Davacı, davalı ile ortak miras bırakanı H.T.'nin maliki olduğu çekişmeye konu taşınmazları satış suretiyle davalı oğlu M.A.'ya temlik ettiğini ve bu işlemin mirasçıdan mal kaçırma amaçlı ve muvazaalı olduğunu ileri sürerek tapu iptal ve tescil, olmadığı takdirde tenkis isteğinde bulunmuştur. Davalı, mal kaçırma amaçlı bir işlem yapmadığını belirterek davanın reddedilmesini istemiştir. Mahkeme davayı reddetmiştir. Ancak Yargıtay, davalının gerçek bedelle taşınmazları almadığını ve miras bırakanın mal kaçırma amacı ile hareket ettiği sonucuna vararak kararı bozmuştur.
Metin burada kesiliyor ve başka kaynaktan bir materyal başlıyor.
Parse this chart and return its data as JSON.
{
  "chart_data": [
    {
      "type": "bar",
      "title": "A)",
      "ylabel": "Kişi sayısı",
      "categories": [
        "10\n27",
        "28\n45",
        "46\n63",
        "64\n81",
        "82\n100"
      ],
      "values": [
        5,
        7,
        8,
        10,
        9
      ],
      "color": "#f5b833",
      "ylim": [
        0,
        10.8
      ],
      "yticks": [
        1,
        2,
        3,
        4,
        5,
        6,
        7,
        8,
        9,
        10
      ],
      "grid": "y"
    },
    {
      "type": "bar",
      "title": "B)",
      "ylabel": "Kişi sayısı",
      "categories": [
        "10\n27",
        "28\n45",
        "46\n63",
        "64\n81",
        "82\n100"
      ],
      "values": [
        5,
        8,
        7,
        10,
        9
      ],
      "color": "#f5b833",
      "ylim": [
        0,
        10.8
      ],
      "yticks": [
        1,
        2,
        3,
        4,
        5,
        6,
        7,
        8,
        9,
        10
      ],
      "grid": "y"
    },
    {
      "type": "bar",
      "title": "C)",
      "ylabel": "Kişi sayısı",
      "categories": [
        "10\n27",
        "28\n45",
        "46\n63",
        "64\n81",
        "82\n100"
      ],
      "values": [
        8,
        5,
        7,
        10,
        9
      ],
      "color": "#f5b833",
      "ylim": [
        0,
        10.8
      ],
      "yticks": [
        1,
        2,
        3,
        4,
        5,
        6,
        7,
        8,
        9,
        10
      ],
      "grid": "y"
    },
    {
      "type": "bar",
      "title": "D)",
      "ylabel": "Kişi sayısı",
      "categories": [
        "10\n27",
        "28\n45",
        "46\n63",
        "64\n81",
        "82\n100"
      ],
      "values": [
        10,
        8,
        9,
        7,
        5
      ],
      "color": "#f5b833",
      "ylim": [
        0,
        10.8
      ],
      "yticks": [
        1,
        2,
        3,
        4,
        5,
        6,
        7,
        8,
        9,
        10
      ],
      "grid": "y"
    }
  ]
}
Kanun maddeleri: Medeni Kanunun 706. maddesi, Borçlar Kanunu'nun 213. maddesi ve Tapu Kanunu'nun 26. maddesi.
1. Hukuk Dairesi         2011/7605 E.  ,  2012/276 K.

    "İçtihat Metni"

    MAHKEMESİ: MANYAS ASLİYE HUKUK MAHKEMESİ
    TARİHİ : 24/03/2011
    NUMARASI : 2001/45-2011/61

    Taraflar arasında görülen davada;
    Davacı, davalı ile ortak miras bırakanı H.. T.."in maliki olduğu çekişmeye konu 45 sayılı parselin tamamını, 46 ve 408 sayılı parsellerdeki paylarını satış suretiyle davalı oğlu M. A.."ye temlik ettiğini; miras bırakanın yapmış olduğu bu temliki işlemin, mirasçıdan mal kaçırma amaçlı ve muvazaalı olduğunu ileri sürerek, tapu iptal ve tescil, olmadığı takdirde tenkis isteğinde bulunmuştur.
    Davalı, miras bırakanın maddi yönden paraya ihtiyacının bulunduğunu, kendisinin 376 gr. altın bozdurup, karşılığı olarak elde ettiği para ile maaşından yaptığı birikimlerini miras bırakana vermek suretiyle dava konusu taşınmazları satın aldığını, muvazaalı işlem yapılmadığını belirterek davanın reddini savunmuştur.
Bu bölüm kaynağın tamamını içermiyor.